Rookie Springboks coach Rassie Erasmus recently acknowledged his side don’t currently have the ideal level of depth that he would like, while it’s no secret that Australia’s lack of depth in the halves and midfield injury crisis has hamstrung their chances of success in the upcoming tournament. Argentina will also be going through an adjustment period of sorts as they move forward with new head coach Mario Ledesma.
For Steve Hansen’s All Blacks, the surplus of talent at a number of positions gives selectors a problem most wish they had.
At first five-eighth, Richie Mo’unga is nipping at the heels of the incumbent Beauden Barrett. The scintillating form of the Crusaders playmaker has fans and pundits calling for the 24-year-old to assume the All Blacks’ No. 10 jersey sooner rather than later, while the electrifying Damian McKenzie – recently named by SANZAAR as Super Rugby’s Player of the Season for the third successive year – continues to push his own case for the spot.
In the midfield, the All Blacks still pose a major threat despite missing the oft-injured Sonny Bill Williams for at least the first part of the campaign. Williams’ injury woes open the door for Crusaders centre Jack Goodhue – who led all Super Rugby backs in made tackles this year – to resume his formidable partnership with the rock-solid Ryan Crotty and potentially shore up a permanent spot in the national side. Hurricanes form midfielder Ngani Laumape, included as injury cover for Williams, will also be focused on building his portfolio in the black jersey as he pushes for World Cup selection.
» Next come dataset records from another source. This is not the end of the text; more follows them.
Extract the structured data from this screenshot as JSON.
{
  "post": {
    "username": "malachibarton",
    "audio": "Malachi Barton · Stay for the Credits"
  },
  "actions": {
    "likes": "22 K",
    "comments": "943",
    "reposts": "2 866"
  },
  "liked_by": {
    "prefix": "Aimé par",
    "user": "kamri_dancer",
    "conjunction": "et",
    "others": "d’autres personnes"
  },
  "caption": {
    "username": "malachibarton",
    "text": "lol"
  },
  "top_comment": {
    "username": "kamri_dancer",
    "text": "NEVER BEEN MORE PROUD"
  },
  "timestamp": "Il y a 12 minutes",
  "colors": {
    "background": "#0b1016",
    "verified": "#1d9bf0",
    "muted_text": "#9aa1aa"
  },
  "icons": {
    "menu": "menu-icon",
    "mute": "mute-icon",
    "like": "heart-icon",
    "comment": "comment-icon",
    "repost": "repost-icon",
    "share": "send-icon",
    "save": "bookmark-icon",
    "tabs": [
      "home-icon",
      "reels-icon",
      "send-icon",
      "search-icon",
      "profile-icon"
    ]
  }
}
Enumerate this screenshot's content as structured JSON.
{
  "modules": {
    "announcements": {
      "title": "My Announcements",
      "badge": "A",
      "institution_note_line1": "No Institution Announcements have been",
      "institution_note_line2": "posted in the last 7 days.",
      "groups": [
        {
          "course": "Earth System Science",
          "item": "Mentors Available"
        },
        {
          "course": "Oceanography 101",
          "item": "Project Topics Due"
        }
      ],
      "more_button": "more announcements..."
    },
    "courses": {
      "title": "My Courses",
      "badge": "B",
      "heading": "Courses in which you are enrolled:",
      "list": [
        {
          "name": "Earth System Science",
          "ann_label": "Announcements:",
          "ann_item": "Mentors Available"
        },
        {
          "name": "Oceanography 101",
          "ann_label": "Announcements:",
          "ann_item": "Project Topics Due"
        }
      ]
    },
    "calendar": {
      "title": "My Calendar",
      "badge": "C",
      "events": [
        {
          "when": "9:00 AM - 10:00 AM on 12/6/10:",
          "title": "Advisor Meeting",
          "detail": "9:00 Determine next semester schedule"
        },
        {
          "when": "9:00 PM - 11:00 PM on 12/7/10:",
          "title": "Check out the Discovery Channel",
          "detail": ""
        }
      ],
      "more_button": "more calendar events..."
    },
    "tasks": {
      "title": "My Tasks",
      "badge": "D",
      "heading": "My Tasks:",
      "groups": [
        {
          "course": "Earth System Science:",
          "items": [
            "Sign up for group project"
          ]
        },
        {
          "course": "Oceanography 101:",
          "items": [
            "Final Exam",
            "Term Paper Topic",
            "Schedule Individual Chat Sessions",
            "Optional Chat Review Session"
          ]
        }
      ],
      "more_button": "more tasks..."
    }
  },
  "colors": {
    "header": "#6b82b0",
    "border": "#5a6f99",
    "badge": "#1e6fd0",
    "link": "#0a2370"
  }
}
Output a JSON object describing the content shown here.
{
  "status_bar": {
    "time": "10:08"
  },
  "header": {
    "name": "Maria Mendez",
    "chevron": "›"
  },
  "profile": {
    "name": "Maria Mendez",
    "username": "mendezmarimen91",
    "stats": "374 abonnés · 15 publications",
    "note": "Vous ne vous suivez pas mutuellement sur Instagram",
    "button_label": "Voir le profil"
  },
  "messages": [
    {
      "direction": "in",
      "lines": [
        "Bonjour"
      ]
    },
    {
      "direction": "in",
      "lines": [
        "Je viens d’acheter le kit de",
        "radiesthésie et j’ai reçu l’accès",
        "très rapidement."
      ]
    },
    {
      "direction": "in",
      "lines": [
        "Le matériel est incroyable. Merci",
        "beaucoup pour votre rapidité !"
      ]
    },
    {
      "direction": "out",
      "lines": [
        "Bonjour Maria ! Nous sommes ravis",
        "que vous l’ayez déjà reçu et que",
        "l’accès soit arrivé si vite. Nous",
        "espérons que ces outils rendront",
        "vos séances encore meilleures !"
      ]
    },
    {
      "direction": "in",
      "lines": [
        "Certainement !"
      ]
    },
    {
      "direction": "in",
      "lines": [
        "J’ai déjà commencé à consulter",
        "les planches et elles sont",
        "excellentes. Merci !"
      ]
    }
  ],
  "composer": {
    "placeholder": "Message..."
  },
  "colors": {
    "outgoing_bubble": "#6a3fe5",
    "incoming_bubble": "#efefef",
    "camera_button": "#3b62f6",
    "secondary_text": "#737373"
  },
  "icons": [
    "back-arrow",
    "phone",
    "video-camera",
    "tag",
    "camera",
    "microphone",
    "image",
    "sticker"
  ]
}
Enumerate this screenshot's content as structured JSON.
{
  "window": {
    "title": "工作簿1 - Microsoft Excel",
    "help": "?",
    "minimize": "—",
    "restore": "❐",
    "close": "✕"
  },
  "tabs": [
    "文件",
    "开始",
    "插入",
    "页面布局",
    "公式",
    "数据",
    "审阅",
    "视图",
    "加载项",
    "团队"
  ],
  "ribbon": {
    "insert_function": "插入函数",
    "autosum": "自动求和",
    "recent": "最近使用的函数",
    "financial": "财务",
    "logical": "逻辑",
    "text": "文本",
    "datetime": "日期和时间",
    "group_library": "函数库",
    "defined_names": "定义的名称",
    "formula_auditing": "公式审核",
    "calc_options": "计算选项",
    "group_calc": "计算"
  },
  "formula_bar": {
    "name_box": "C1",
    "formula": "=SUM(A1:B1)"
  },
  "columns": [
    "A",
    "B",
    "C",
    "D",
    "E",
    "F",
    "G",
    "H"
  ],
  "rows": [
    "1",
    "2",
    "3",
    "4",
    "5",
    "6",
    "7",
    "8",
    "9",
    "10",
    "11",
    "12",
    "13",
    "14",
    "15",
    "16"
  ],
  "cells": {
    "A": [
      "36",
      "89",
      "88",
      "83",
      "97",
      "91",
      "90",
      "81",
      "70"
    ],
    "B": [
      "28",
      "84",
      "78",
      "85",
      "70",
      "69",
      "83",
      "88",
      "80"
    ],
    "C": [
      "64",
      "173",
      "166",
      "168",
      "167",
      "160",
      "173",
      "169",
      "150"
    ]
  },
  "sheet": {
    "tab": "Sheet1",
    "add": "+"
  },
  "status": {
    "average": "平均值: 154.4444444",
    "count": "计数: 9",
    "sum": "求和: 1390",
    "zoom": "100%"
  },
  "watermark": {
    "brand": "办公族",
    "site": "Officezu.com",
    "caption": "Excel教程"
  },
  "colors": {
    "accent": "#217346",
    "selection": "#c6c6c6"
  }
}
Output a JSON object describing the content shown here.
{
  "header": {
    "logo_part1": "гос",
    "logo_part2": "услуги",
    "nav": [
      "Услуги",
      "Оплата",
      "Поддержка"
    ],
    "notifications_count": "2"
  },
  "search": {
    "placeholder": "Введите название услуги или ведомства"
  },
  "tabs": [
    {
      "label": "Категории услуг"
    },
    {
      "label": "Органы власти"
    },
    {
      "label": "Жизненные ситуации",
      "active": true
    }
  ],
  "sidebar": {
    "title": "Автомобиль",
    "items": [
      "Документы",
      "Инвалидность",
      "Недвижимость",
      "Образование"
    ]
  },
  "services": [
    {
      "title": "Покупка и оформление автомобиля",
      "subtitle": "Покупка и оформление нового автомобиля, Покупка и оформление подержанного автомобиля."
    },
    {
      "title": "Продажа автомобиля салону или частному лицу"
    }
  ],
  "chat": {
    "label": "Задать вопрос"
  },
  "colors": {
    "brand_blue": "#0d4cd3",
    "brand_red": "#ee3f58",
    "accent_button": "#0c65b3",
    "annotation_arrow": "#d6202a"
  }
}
In the forward pack, the return of Kieran Read will serve as a huge boost as the captain grew from strength to strength at the tail end of the Crusaders’ Super Rugby season. Read will marshal many of the same troops from that title-winning group, with seven Crusaders forwards picked in the All Blacks squad, including five front rowers.
The area of most concern for the All Blacks from a selection standpoint is the back row. This stems from the omission of Vaea Fifita and inclusion of Jackson Hemopo. Fifita seems to have fallen out of favour after a drop in form and being used primarily as a lock by Chris Boyd at the Hurricanes. Hemopo – also used mainly at lock during the Super Rugby season – received the nod and will be used exclusively as a blindside flanker. After the departure of longtime workhorse Jerome Kaino, the No. 6 jersey is fairly open, though Liam Squire seems to have the tightest grip of any recent comer.
This tournament should clear things up for Hansen moving forward as he refines his World Cup group and tries to secure his sixth Rugby Championship title since the competition’s remodeling in 2012.